Merrimack Repertory Theatre Blog


Interview with Stephanie Fieger

A big thanks to Stephanie Fieger, who took time out of her busy performance schedule to answer some questions for the blog. Stephanie is currently appearing onstage as “Paige” in A View of the Harbor at Merrimack Repertory Theatre.

Stephanie Fieger

Stephanie Fieger

What attracted you to the role of Paige in A View of the Harbor?

I have to say, I was immediately intrigued by the play and its strange, deadpan, and twisty nature from my very first read back in September.  I zipped through it in no time, excited about the prospect of doing something so contemporary, unique, and really really fun.  What drew me in with Paige was her fearless ability to own up to who she is at every given moment.  She is a person with absolutely no verbal filter who is constantly moving forward and seeking what she wants out of life–and let’s everyone around her know it at all times.  Needless to say, those are very attractive (and active) things to latch onto as an actor, and with that I knew exactly what her “spine” was.  So, on the one hand she’s pretty straightforward, but connect that with her privileged upbringing, her worldview, and what ultimately moves and changes her, and you’ve got one complicated lady.  Paige’s journey is definitely a wild one in this play, and I was really enlivened by the challenge of finding my way through it.

What was the audition process like for you?

It usually doesn’t happen like this, but I was contacted directly by Charles to consider coming in for Paige.  My agents were subsequently notified, and I was given a generous amount of time to read and prepare (also a pretty rare occurrence)!  The session was pretty lengthy one where Charles and I worked on two of Paige’s scenes a number of times.  It was ostensibly the audition and callback rolled into one, and two days later I was offered the part.

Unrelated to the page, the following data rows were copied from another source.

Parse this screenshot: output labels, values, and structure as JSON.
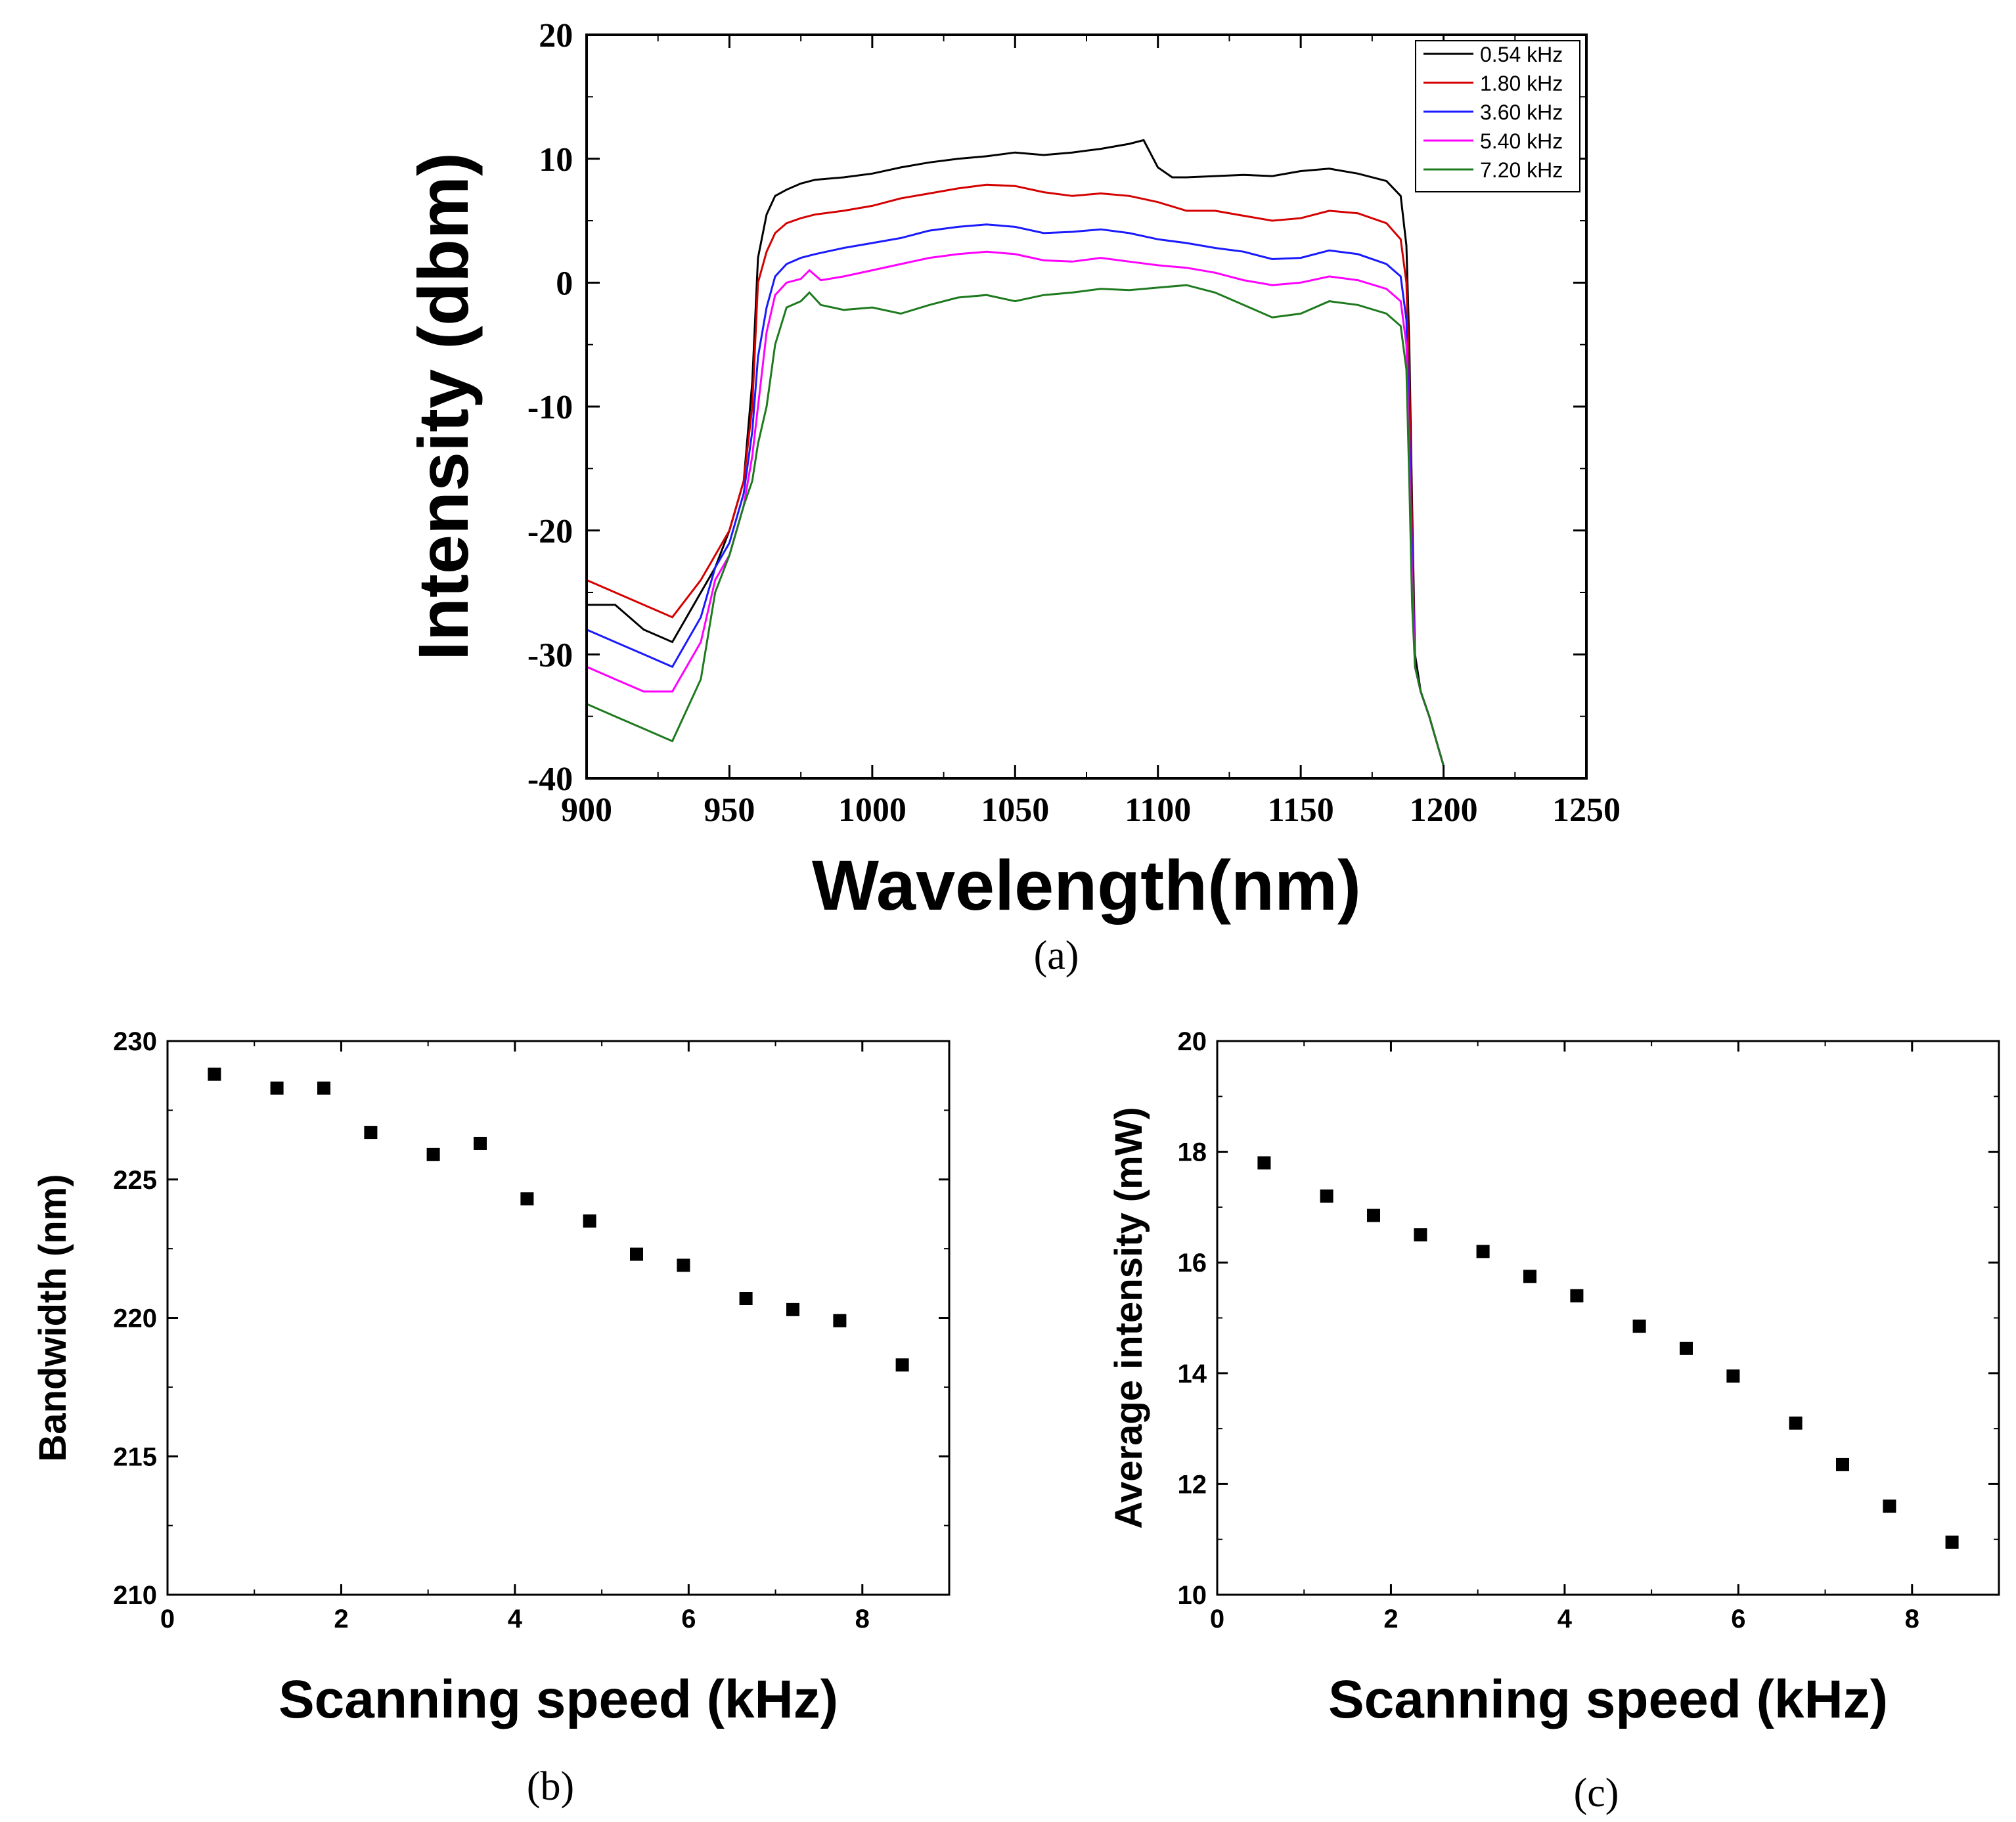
{
  "chart_data": [
    {
      "type": "line",
      "panel": "(a)",
      "xlabel": "Wavelength(nm)",
      "ylabel": "Intensity (dbm)",
      "xlim": [
        900,
        1250
      ],
      "ylim": [
        -40,
        20
      ],
      "xticks": [
        900,
        950,
        1000,
        1050,
        1100,
        1150,
        1200,
        1250
      ],
      "yticks": [
        -40,
        -30,
        -20,
        -10,
        0,
        10,
        20
      ],
      "grid": false,
      "legend_position": "top-right",
      "series": [
        {
          "name": "0.54 kHz",
          "color": "#000000",
          "x": [
            900,
            910,
            920,
            930,
            940,
            945,
            950,
            955,
            958,
            960,
            963,
            966,
            970,
            975,
            980,
            990,
            1000,
            1010,
            1020,
            1030,
            1040,
            1050,
            1060,
            1070,
            1080,
            1090,
            1095,
            1100,
            1105,
            1110,
            1120,
            1130,
            1140,
            1150,
            1160,
            1170,
            1180,
            1185,
            1187,
            1188,
            1189,
            1190,
            1192,
            1195,
            1200
          ],
          "y": [
            -26,
            -26,
            -28,
            -29,
            -25,
            -23,
            -20,
            -16,
            -8,
            2,
            5.5,
            7,
            7.5,
            8,
            8.3,
            8.5,
            8.8,
            9.3,
            9.7,
            10,
            10.2,
            10.5,
            10.3,
            10.5,
            10.8,
            11.2,
            11.5,
            9.3,
            8.5,
            8.5,
            8.6,
            8.7,
            8.6,
            9.0,
            9.2,
            8.8,
            8.2,
            7.0,
            3.0,
            -5,
            -18,
            -30,
            -33,
            -35,
            -39
          ]
        },
        {
          "name": "1.80 kHz",
          "color": "#d40000",
          "x": [
            900,
            910,
            920,
            930,
            940,
            945,
            950,
            955,
            958,
            960,
            963,
            966,
            970,
            975,
            980,
            990,
            1000,
            1010,
            1020,
            1030,
            1040,
            1050,
            1060,
            1070,
            1080,
            1090,
            1100,
            1110,
            1120,
            1130,
            1140,
            1150,
            1160,
            1170,
            1180,
            1185,
            1187,
            1188,
            1189,
            1190,
            1192,
            1195,
            1200
          ],
          "y": [
            -24,
            -25,
            -26,
            -27,
            -24,
            -22,
            -20,
            -16,
            -10,
            0,
            2.5,
            4,
            4.8,
            5.2,
            5.5,
            5.8,
            6.2,
            6.8,
            7.2,
            7.6,
            7.9,
            7.8,
            7.3,
            7.0,
            7.2,
            7.0,
            6.5,
            5.8,
            5.8,
            5.4,
            5.0,
            5.2,
            5.8,
            5.6,
            4.8,
            3.5,
            0,
            -8,
            -20,
            -31,
            -33,
            -35,
            -39
          ]
        },
        {
          "name": "3.60 kHz",
          "color": "#1a1aff",
          "x": [
            900,
            910,
            920,
            930,
            940,
            945,
            950,
            955,
            958,
            960,
            963,
            966,
            970,
            975,
            980,
            990,
            1000,
            1010,
            1020,
            1030,
            1040,
            1050,
            1060,
            1070,
            1080,
            1090,
            1100,
            1110,
            1120,
            1130,
            1140,
            1150,
            1160,
            1170,
            1180,
            1185,
            1187,
            1188,
            1189,
            1190,
            1192,
            1195,
            1200
          ],
          "y": [
            -28,
            -29,
            -30,
            -31,
            -27,
            -23,
            -21,
            -17,
            -12,
            -6,
            -2,
            0.5,
            1.5,
            2.0,
            2.3,
            2.8,
            3.2,
            3.6,
            4.2,
            4.5,
            4.7,
            4.5,
            4.0,
            4.1,
            4.3,
            4.0,
            3.5,
            3.2,
            2.8,
            2.5,
            1.9,
            2.0,
            2.6,
            2.3,
            1.5,
            0.5,
            -3,
            -12,
            -22,
            -31,
            -33,
            -35,
            -39
          ]
        },
        {
          "name": "5.40 kHz",
          "color": "#ff00ff",
          "x": [
            900,
            910,
            920,
            930,
            940,
            945,
            950,
            955,
            958,
            960,
            963,
            966,
            970,
            975,
            978,
            982,
            990,
            1000,
            1010,
            1020,
            1030,
            1040,
            1050,
            1060,
            1070,
            1080,
            1090,
            1100,
            1110,
            1120,
            1130,
            1140,
            1150,
            1160,
            1170,
            1180,
            1185,
            1187,
            1188,
            1189,
            1190,
            1192,
            1195,
            1200
          ],
          "y": [
            -31,
            -32,
            -33,
            -33,
            -29,
            -24,
            -22,
            -18,
            -14,
            -10,
            -4,
            -1,
            0,
            0.3,
            1.0,
            0.2,
            0.5,
            1.0,
            1.5,
            2.0,
            2.3,
            2.5,
            2.3,
            1.8,
            1.7,
            2.0,
            1.7,
            1.4,
            1.2,
            0.8,
            0.2,
            -0.2,
            0,
            0.5,
            0.2,
            -0.5,
            -1.5,
            -5,
            -14,
            -24,
            -31,
            -33,
            -35,
            -39
          ]
        },
        {
          "name": "7.20 kHz",
          "color": "#1e7a1e",
          "x": [
            900,
            910,
            920,
            930,
            940,
            945,
            950,
            955,
            958,
            960,
            963,
            966,
            970,
            975,
            978,
            982,
            990,
            1000,
            1010,
            1020,
            1030,
            1040,
            1050,
            1060,
            1070,
            1080,
            1090,
            1100,
            1110,
            1120,
            1130,
            1140,
            1150,
            1160,
            1170,
            1180,
            1185,
            1187,
            1188,
            1189,
            1190,
            1192,
            1195,
            1200
          ],
          "y": [
            -34,
            -35,
            -36,
            -37,
            -32,
            -25,
            -22,
            -18,
            -16,
            -13,
            -10,
            -5,
            -2,
            -1.5,
            -0.8,
            -1.8,
            -2.2,
            -2.0,
            -2.5,
            -1.8,
            -1.2,
            -1.0,
            -1.5,
            -1.0,
            -0.8,
            -0.5,
            -0.6,
            -0.4,
            -0.2,
            -0.8,
            -1.8,
            -2.8,
            -2.5,
            -1.5,
            -1.8,
            -2.5,
            -3.5,
            -7,
            -16,
            -26,
            -31,
            -33,
            -35,
            -39
          ]
        }
      ]
    },
    {
      "type": "scatter",
      "panel": "(b)",
      "xlabel": "Scanning speed (kHz)",
      "ylabel": "Bandwidth (nm)",
      "xlim": [
        0,
        9
      ],
      "ylim": [
        210,
        230
      ],
      "xticks": [
        0,
        2,
        4,
        6,
        8
      ],
      "yticks": [
        210,
        215,
        220,
        225,
        230
      ],
      "grid": false,
      "x": [
        0.54,
        1.26,
        1.8,
        2.34,
        3.06,
        3.6,
        4.14,
        4.86,
        5.4,
        5.94,
        6.66,
        7.2,
        7.74,
        8.46
      ],
      "y": [
        228.8,
        228.3,
        228.3,
        226.7,
        225.9,
        226.3,
        224.3,
        223.5,
        222.3,
        221.9,
        220.7,
        220.3,
        219.9,
        218.3
      ]
    },
    {
      "type": "scatter",
      "panel": "(c)",
      "xlabel": "Scanning speed (kHz)",
      "ylabel": "Average intensity (mW)",
      "xlim": [
        0,
        9
      ],
      "ylim": [
        10,
        20
      ],
      "xticks": [
        0,
        2,
        4,
        6,
        8
      ],
      "yticks": [
        10,
        12,
        14,
        16,
        18,
        20
      ],
      "grid": false,
      "x": [
        0.54,
        1.26,
        1.8,
        2.34,
        3.06,
        3.6,
        4.14,
        4.86,
        5.4,
        5.94,
        6.66,
        7.2,
        7.74,
        8.46
      ],
      "y": [
        17.8,
        17.2,
        16.85,
        16.5,
        16.2,
        15.75,
        15.4,
        14.85,
        14.45,
        13.95,
        13.1,
        12.35,
        11.6,
        10.95
      ]
    }
  ]
}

I remember one of the biggest challenges in the audition (and rehearsal) was what I now know as the “Dresser Style”–basically resisting the temptation to “send it up” as a joke or comment on a line while delivering it.  Paige says some pretty outrageous things (as do the other three characters), but they are 100% genuine and strongly rooted in who she is, no matter how seemingly thoughtless or absurd.  A small example of this is the Whizzer speech in the first scene.  This is a really big deal for Paige, and is probably the greatest loss she’s suffered in her life.  It may seem insensitive to compare losing a pet to losing a parent, but not to Paige.  It’s a serious hole in her life and one she still thinks about after all these years.  She can’t think it’s funny because no one else will.  This is kind of a rule of thumb for all comedy, really, but it is especially key for Rick’s particular dialogue and style.

Do you have a dream role or job? Where do you see yourself in the future?

I definitely have a list of roles I’ve been dying to play, and the clock is ticking on a few of them.  Some include Ophelia, Louise in GYPSY, Catherine in A VIEW FROM THE BRIDGE, Hedda, and the #1 being Maggie the Cat.  I love working regionally because it combines my love for travel and people with my chosen profession.  I’ve seen some pretty great things and can honestly say I know what it’s like to live on the West Coast, the true South, and now New England.  Eventually, however, I’d love to stay put in my home of NYC and work, leaving town only for the right role or a spell in L.A., and ultimately I want to raise a family.  I truly think it’s possible to have it all, just maybe not all at once, and I’m fine with that.  The bottom line is I love what I do, and although much of this career is up to the gods, I am determined to suck the marrow out of it for the rest of my life. 

How has your education impacted your growth as an actor?

Utterly invaluable.  I went to undergrad at a small liberal arts college in central PA, and graduate school at NYU, so my experiences couldn’t have been more different.  I knew I wanted to be an actor at the beginning of college, but it was very important to me to have a well-rounded academic experience and explore all aspects of my interests and personality before committing 100% to acting.  It was the best thing I could have done for myself, because being an actor is about being utterly human, and my time at school studying writing and literature (and the year I had in between) taught me that.  It’s a journey that never ends, though, and my conservatory education at NYU taught me that.  Besides all the obvious vocal, physical, and technical training that I received there, I learned what it means to discover a process that will take you through your entire career.  By no means was I a “complete” actor after my three years at NYU, but my way of working had begun and was so ingrained in my body and soul that it never takes long access what I know and move forward with it.

What advice would you give to young actors making their way in the business?

Eat your Wheaties.  You’re gonna need ’em.